The chairman of the company began by pointing out that the industry, both globally and domestically, is facing disruption and a challenging environment.

Express News Service

Tata group chairman N Chandrasekaran sees the next few years as a decisive phase for one of the group’s most iconic companies and cash cows: Tata Motors.

In its annual report for the year financial year 2018-19, Chandrasekaran said that it “has to focus on strong operational excellence to deliver positive cashflows while making the right investments to be prepared for the future”. The chairman of the company began by pointing out that the industry, both globally and domestically, is facing disruption and a challenging environment.

“Concerns about sustainability are leading the governments across the world to push for a reduction in the carbon footprint, encouraging the adoption of electric vehicles. These changes coupled with geopolitical trade situation, uncertainty around Brexit and slow-down in China have led to a period of uncertainty for the global auto industry,” he said, adding that for India the sector faces some challenges in the near to medium term “due to the ongoing credit crunch, low consumer spending and the transition from BSIV to BSVI emission norms by April 1, 2020. The growth in the commercial vehicle market is likely to pick-up driven by increased infrastructure spending, growth of new-age industries like E-Commerce and further progress in the hub and spoke model of distribution.”
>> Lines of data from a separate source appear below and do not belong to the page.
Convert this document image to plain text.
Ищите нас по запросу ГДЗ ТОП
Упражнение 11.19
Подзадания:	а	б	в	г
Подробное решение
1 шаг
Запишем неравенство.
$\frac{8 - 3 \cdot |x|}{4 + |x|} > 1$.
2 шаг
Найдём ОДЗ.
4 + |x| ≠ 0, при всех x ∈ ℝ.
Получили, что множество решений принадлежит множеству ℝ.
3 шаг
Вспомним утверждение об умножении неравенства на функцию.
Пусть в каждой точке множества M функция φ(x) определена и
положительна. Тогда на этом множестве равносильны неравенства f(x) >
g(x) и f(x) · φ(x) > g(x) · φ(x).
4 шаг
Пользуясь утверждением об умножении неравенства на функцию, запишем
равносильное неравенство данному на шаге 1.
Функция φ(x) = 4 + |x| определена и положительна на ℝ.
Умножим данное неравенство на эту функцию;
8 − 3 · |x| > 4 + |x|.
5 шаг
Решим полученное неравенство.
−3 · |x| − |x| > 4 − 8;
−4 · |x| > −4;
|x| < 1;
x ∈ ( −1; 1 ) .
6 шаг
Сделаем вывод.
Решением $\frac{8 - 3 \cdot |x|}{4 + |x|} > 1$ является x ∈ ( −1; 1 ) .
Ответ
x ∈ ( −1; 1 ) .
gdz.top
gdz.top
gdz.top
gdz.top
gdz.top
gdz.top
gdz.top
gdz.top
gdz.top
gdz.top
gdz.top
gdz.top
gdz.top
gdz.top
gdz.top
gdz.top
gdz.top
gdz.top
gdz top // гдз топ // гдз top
The key to succeeding in this environment will be to transform with the times, he said, adding, “This will require us to form partnerships, develop mobility solutions and optimise our investment in the process.”
Speaking about specific challenges faced by the company and its units over the past financial year, Chandrasekaran said that from an operational performance perspective, the last twelve months have been challenging for Jaguar Landrover. 

“These (challenges) have resulted in the business reporting a revenue decline this year and an operating loss,” he said, adding that the company faced headwinds from several external factors, including slowdown of sales in China and Europe along with internal factors such as the high fixed cost structures, dealer network profitability and high investment outlays during the year leading to cash outflows. 

However, the company is “taking steps to cut costs while taking a calibrated approach towards future investment in the product portfolio,” he assured shareholders.